Access leads as banks earn N5.93trn from investment securities

Nigeria’s top banks, including Access Bank, Zenith Bank, UBA, and others, earned a combined N5.93 trillion from investment securities in 2024, marking a historic surge that underscores a strategic pivot towards safer, high-yield assets in a turbulent economic environment.

The securities income accounted for roughly 40 per cent of the banks’ total interest income of N14.804 trillion — itself a stunning 123 per cent jump from N6.63 trillion recorded in 2023, according to an analysis of published financial statements.

As of December 2024, the combined value of investment securities across these banks stood at N44.649 trillion — a 196.49 per cent rise from N24.257 trillion in 2023.

Meanwhile, total customer deposits hit N126 trillion, about 50 per cent higher year-on-year, reflecting improved liquidity and funding stability.

Overall, the banks delivered stellar profitability, with combined pre-tax profits hitting N5.96 trillion and post-tax profits at N4.799 trillion, both up more than 50 per cent from the previous year.

Access Holdings led the sector, earning N1.64 trillion from securities, representing 47 per cent of its interest income. UBA followed closely, generating N1.203 trillion — a remarkable 50.8 per cent of its interest income.

Zenith Bank reported N1.038 trillion, making up 38.15 per cent of its earnings from interest. First Bank Holdings pulled in N849.66 billion, 35 percent of its interest revenue.

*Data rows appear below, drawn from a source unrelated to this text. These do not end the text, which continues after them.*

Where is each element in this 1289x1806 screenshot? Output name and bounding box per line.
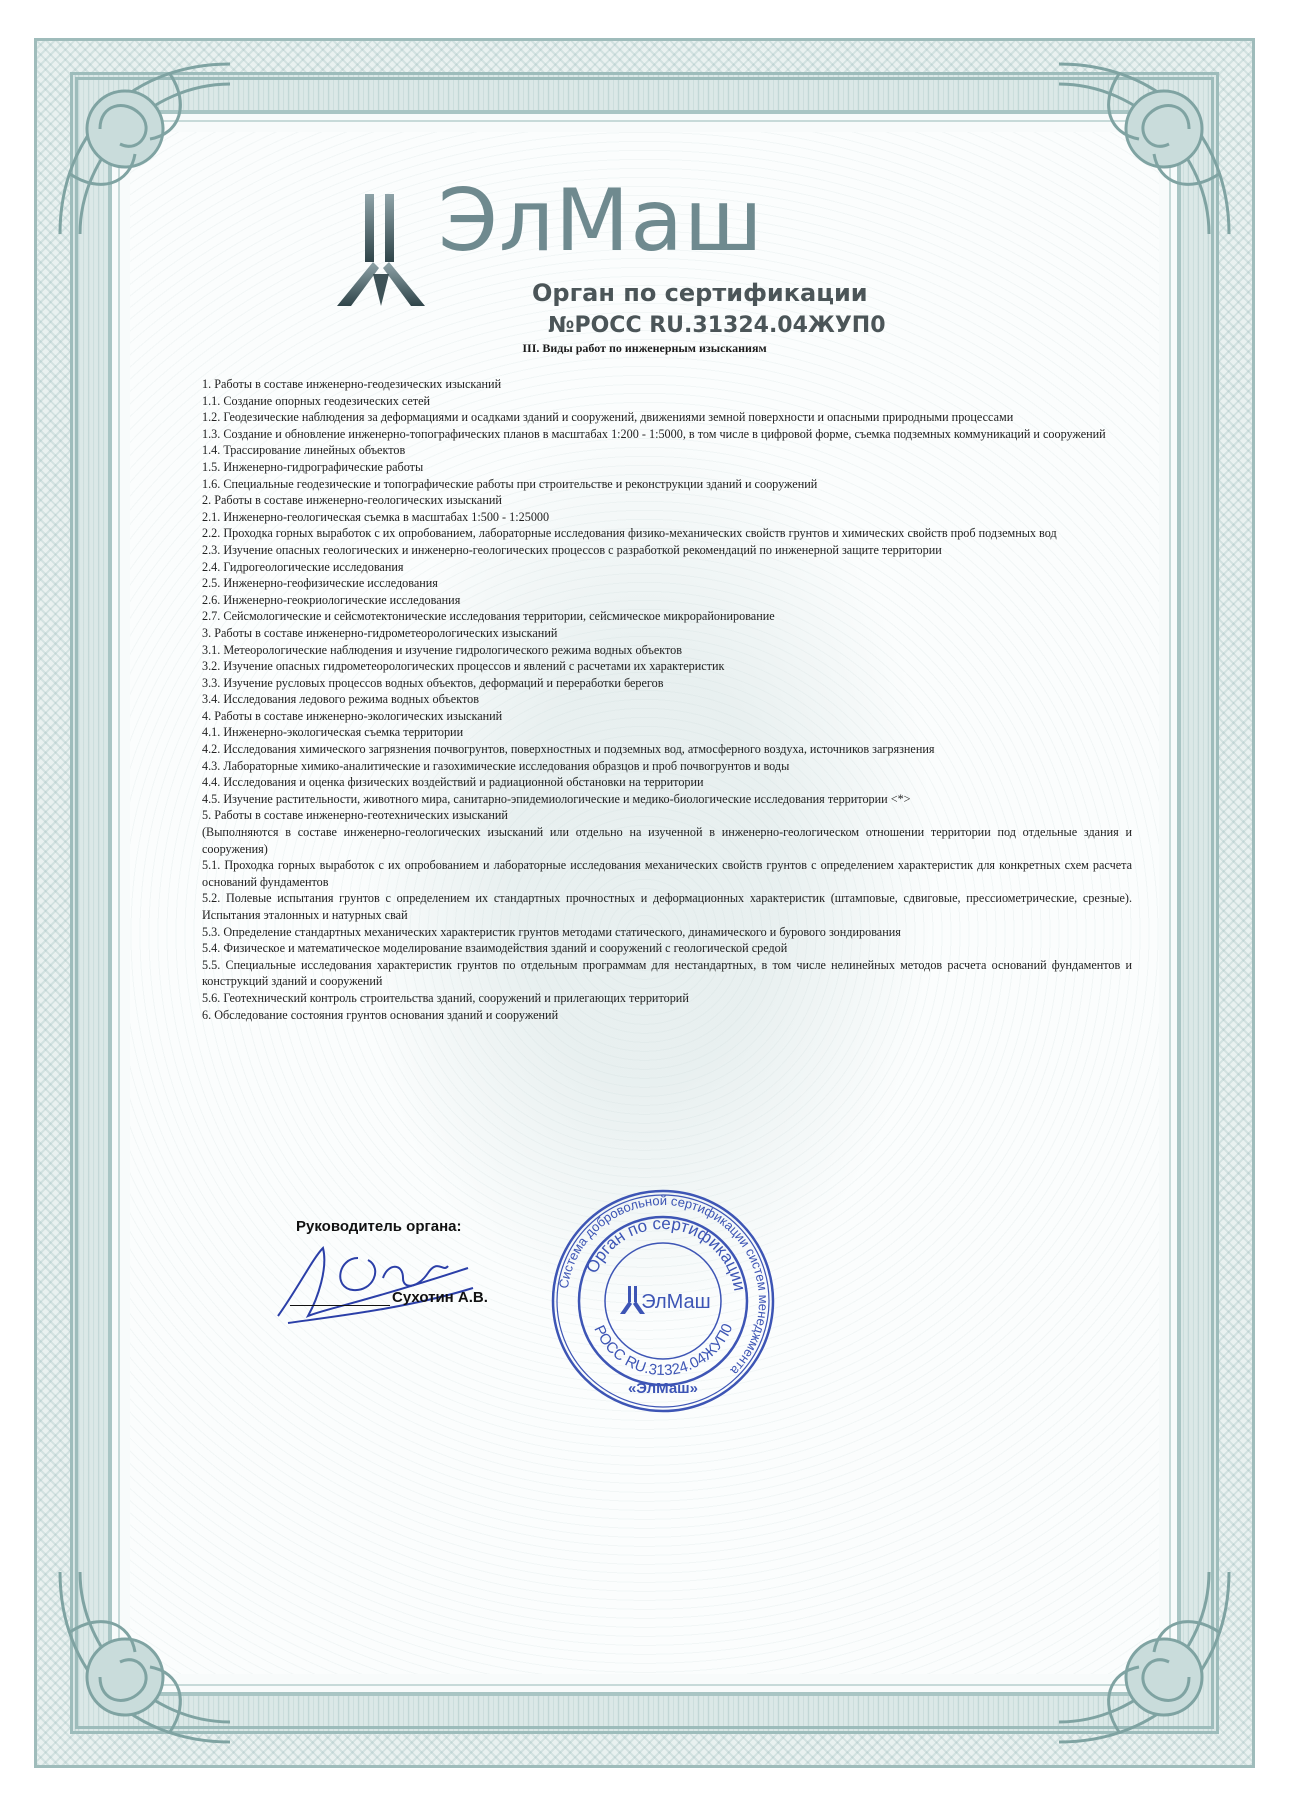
list-item: 4.2. Исследования химического загрязнения почвогрунтов, поверхностных и подземных вод, атмосферного воздуха, источников загрязнения	[202, 742, 935, 757]
list-item: 1.1. Создание опорных геодезических сетей	[202, 393, 431, 408]
registration-number: №РОСС RU.31324.04ЖУП0	[548, 313, 886, 338]
signatory-label: Руководитель органа:	[296, 1218, 462, 1235]
brand-name: ЭлМаш	[438, 171, 764, 271]
list-item: 1.6. Специальные геодезические и топографические работы при строительстве и реконструкции зданий и сооружений	[202, 476, 818, 491]
seal-outer-text: Система добровольной сертификации систем менеджмента	[555, 1192, 772, 1379]
signature-line	[290, 1305, 390, 1306]
certification-body-title: Орган по сертификации	[532, 279, 868, 307]
list-item: 1.4. Трассирование линейных объектов	[202, 443, 406, 458]
list-item: 5.2. Полевые испытания грунтов с определением их стандартных прочностных и деформационных характеристик (штамповые, сдвиговые, прессиометрические, срезные). Испытания эталонных и натурных свай	[202, 891, 1132, 922]
list-item: 3.3. Изучение русловых процессов водных объектов, деформаций и переработки берегов	[202, 675, 664, 690]
list-item: 5.6. Геотехнический контроль строительства зданий, сооружений и прилегающих территорий	[202, 990, 689, 1005]
list-item: (Выполняются в составе инженерно-геологических изысканий или отдельно на изученной в инженерно-геологическом отношении территории под отдельные здания и сооружения)	[202, 825, 1132, 856]
handwritten-signature	[268, 1228, 483, 1328]
corner-ornament-bottom-right	[1039, 1552, 1249, 1762]
section-title: III. Виды работ по инженерным изысканиям	[522, 341, 767, 355]
list-item: 2. Работы в составе инженерно-геологических изысканий	[202, 493, 502, 508]
list-item: 1.3. Создание и обновление инженерно-топографических планов в масштабах 1:200 - 1:5000, в том числе в цифровой форме, съемка подземных коммуникаций и сооружений	[202, 426, 1106, 441]
list-item: 3. Работы в составе инженерно-гидрометеорологических изысканий	[202, 625, 558, 640]
list-item: 4.4. Исследования и оценка физических воздействий и радиационной обстановки на территории	[202, 775, 704, 790]
list-item: 2.4. Гидрогеологические исследования	[202, 559, 404, 574]
list-item: 1.5. Инженерно-гидрографические работы	[202, 459, 424, 474]
list-item: 5.3. Определение стандартных механических характеристик грунтов методами статического, динамического и бурового зондирования	[202, 924, 901, 939]
list-item: 1.2. Геодезические наблюдения за деформациями и осадками зданий и сооружений, движениями земной поверхности и опасными природными процессами	[202, 410, 1014, 425]
list-item: 3.1. Метеорологические наблюдения и изучение гидрологического режима водных объектов	[202, 642, 683, 657]
list-item: 2.6. Инженерно-геокриологические исследования	[202, 592, 461, 607]
list-item: 4.1. Инженерно-экологическая съемка территории	[202, 725, 464, 740]
seal-number: РОСС RU.31324.04ЖУП0	[590, 1321, 737, 1380]
corner-ornament-bottom-left	[40, 1552, 250, 1762]
works-list	[202, 376, 1132, 1023]
list-item: 1. Работы в составе инженерно-геодезических изысканий	[202, 377, 502, 391]
list-item: 5.1. Проходка горных выработок с их опробованием и лабораторные исследования механических свойств грунтов с определением характеристик для конкретных схем расчета оснований фундаментов	[202, 858, 1132, 889]
seal-inner-text: Орган по сертификации	[582, 1213, 750, 1293]
list-item: 2.5. Инженерно-геофизические исследования	[202, 576, 438, 591]
corner-ornament-top-left	[40, 44, 250, 254]
list-item: 3.2. Изучение опасных гидрометеорологических процессов и явлений с расчетами их характеристик	[202, 659, 725, 674]
list-item: 2.7. Сейсмологические и сейсмотектонические исследования территории, сейсмическое микрорайонирование	[202, 609, 775, 624]
list-item: 4.5. Изучение растительности, животного мира, санитарно-эпидемиологические и медико-биологические исследования территории <*>	[202, 791, 911, 806]
seal-bottom-text: «ЭлМаш»	[627, 1380, 699, 1397]
official-stamp	[548, 1186, 778, 1416]
corner-ornament-top-right	[1039, 44, 1249, 254]
list-item: 2.1. Инженерно-геологическая съемка в масштабах 1:500 - 1:25000	[202, 509, 550, 524]
list-item: 3.4. Исследования ледового режима водных объектов	[202, 692, 479, 707]
list-item: 5.5. Специальные исследования характеристик грунтов по отдельным программам для нестандартных, в том числе нелинейных методов расчета оснований фундаментов и конструкций зданий и сооружений	[202, 957, 1132, 989]
elmash-logo-icon	[333, 190, 429, 310]
seal-brand: ЭлМаш	[641, 1291, 711, 1313]
list-item: 2.3. Изучение опасных геологических и инженерно-геологических процессов с разработкой рекомендаций по инженерной защите территории	[202, 542, 942, 557]
list-item: 4.3. Лабораторные химико-аналитические и газохимические исследования образцов и проб почвогрунтов и воды	[202, 758, 790, 773]
list-item: 5.4. Физическое и математическое моделирование взаимодействия зданий и сооружений с геологической средой	[202, 941, 788, 956]
list-item: 4. Работы в составе инженерно-экологических изысканий	[202, 708, 503, 723]
list-item: 6. Обследование состояния грунтов основания зданий и сооружений	[202, 1007, 559, 1022]
list-item: 5. Работы в составе инженерно-геотехнических изысканий	[202, 808, 508, 823]
signatory-name: Сухотин А.В.	[392, 1289, 488, 1306]
list-item: 2.2. Проходка горных выработок с их опробованием, лабораторные исследования физико-механических свойств грунтов и химических свойств проб подземных вод	[202, 526, 1057, 541]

GTCO earned N582.86 billion, 43.4 per cent of total interest income, with a strategy focused heavily on bonds and treasury bills. Fidelity Bank, FCMB, Stanbic IBTC, and Wema Bank all posted significant growth rates in securities earnings, ranging from 97 per cent to over 347 per cent year-on-year increases.

While the pivot to government securities has boosted banks’ earnings and fortified balance sheets, some analysts warn that the strategy carries hidden risks for the broader economy.

“Banks’ heavy tilt toward risk-free assets is understandable given the high-interest environment,” said Dr. Biodun Adedipe, Chief Consultant at B. Adedipe Associates Limited.

“However, this shift could dampen credit expansion to the private sector, especially SMEs and retail borrowers, sectors critical for job creation and inclusive growth.”